Saí da casa da mulher em paz com minha crônica culpa judaica (?)-cristã. Mas aquela dúvida me latejava na mente. Por quê? Por quê? Por quê aceitávamos aquele julgo idiota e --- embora nunca posto à prova – maligno do Osvaldo? Seria mais justo fazer a pergunta no singular. Era eu quem dava suporte à ascensão do Osvaldo. Afinal, era no quintal lá de casa que ficava a enorme casa de boneca da minha irmã, sede do Clube Infantil de Volta Redonda (C.I. V.R.), sempre gerenciado, talvez sem objetivos, mas sempre com gentileza. Na administração do Osvaldo, a volúpia tomou forma, assim como a ambição. Desavenças começaram a brotar no grupo, unido em tudo, principalmente nas tolices.
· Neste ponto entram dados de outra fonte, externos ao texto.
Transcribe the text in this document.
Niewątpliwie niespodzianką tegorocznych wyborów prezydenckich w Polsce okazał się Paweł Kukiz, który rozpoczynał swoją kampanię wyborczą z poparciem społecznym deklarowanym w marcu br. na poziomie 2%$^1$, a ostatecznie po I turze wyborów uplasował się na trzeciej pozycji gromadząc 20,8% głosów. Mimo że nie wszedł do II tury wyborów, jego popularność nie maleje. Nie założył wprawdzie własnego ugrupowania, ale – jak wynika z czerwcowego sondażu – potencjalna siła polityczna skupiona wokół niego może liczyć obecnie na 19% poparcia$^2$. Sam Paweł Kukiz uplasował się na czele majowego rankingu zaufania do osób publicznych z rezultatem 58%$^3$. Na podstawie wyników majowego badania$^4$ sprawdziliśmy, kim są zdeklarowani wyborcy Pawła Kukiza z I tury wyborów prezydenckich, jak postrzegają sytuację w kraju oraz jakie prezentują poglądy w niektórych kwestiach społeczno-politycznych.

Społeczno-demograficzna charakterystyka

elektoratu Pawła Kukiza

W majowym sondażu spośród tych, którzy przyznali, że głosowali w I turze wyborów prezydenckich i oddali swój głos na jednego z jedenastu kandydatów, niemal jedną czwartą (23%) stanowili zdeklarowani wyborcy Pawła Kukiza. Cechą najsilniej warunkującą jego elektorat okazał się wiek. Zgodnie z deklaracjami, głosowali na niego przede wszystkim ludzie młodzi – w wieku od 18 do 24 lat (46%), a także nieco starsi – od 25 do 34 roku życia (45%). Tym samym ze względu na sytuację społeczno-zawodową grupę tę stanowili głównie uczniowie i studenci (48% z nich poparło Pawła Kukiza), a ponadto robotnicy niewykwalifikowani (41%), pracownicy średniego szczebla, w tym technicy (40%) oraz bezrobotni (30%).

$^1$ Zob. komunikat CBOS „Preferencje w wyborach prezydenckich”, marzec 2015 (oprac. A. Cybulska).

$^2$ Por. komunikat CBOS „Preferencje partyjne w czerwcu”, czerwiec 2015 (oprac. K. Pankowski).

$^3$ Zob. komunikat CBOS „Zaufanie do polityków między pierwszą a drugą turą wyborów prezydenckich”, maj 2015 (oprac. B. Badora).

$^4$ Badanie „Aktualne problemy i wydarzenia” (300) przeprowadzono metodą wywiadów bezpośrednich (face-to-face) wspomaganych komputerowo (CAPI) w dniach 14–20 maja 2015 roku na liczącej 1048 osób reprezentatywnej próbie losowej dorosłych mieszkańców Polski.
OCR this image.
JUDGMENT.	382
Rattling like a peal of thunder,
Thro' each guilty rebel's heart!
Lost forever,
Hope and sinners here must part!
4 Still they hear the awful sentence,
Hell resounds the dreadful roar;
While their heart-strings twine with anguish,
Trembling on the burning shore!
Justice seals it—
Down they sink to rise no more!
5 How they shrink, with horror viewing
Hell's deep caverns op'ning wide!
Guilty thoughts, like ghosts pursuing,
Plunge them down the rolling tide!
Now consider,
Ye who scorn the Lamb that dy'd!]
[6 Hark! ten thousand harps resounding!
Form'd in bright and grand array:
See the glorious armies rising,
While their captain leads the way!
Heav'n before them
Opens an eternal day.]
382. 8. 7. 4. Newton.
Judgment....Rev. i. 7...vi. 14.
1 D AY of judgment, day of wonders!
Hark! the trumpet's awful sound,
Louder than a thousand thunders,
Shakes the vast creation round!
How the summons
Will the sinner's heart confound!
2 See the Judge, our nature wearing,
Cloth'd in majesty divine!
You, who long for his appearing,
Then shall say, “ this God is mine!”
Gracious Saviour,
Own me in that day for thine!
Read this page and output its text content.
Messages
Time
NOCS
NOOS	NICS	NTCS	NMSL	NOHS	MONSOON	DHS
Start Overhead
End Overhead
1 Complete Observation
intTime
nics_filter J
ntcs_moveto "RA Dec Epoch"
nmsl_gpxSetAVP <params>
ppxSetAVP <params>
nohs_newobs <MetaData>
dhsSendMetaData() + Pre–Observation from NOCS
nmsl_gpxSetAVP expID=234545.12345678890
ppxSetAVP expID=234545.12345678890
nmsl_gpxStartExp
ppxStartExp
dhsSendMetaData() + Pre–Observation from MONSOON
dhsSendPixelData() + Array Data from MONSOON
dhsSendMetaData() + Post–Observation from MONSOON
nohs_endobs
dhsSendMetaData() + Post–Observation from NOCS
E a T.S., que nos lançaria num mundo completamente diverso do nosso, naufragara antes de qualquer ação maquiavélica.

2 comentários:

  1. belo episódio. e estou falando sério, isso dava uma série para televisão.

    claro que você se rasgaria por dentro por força do que a dramatização obrigaria, mas faz parte.

    a essência seria mantida, afinal você é essencial.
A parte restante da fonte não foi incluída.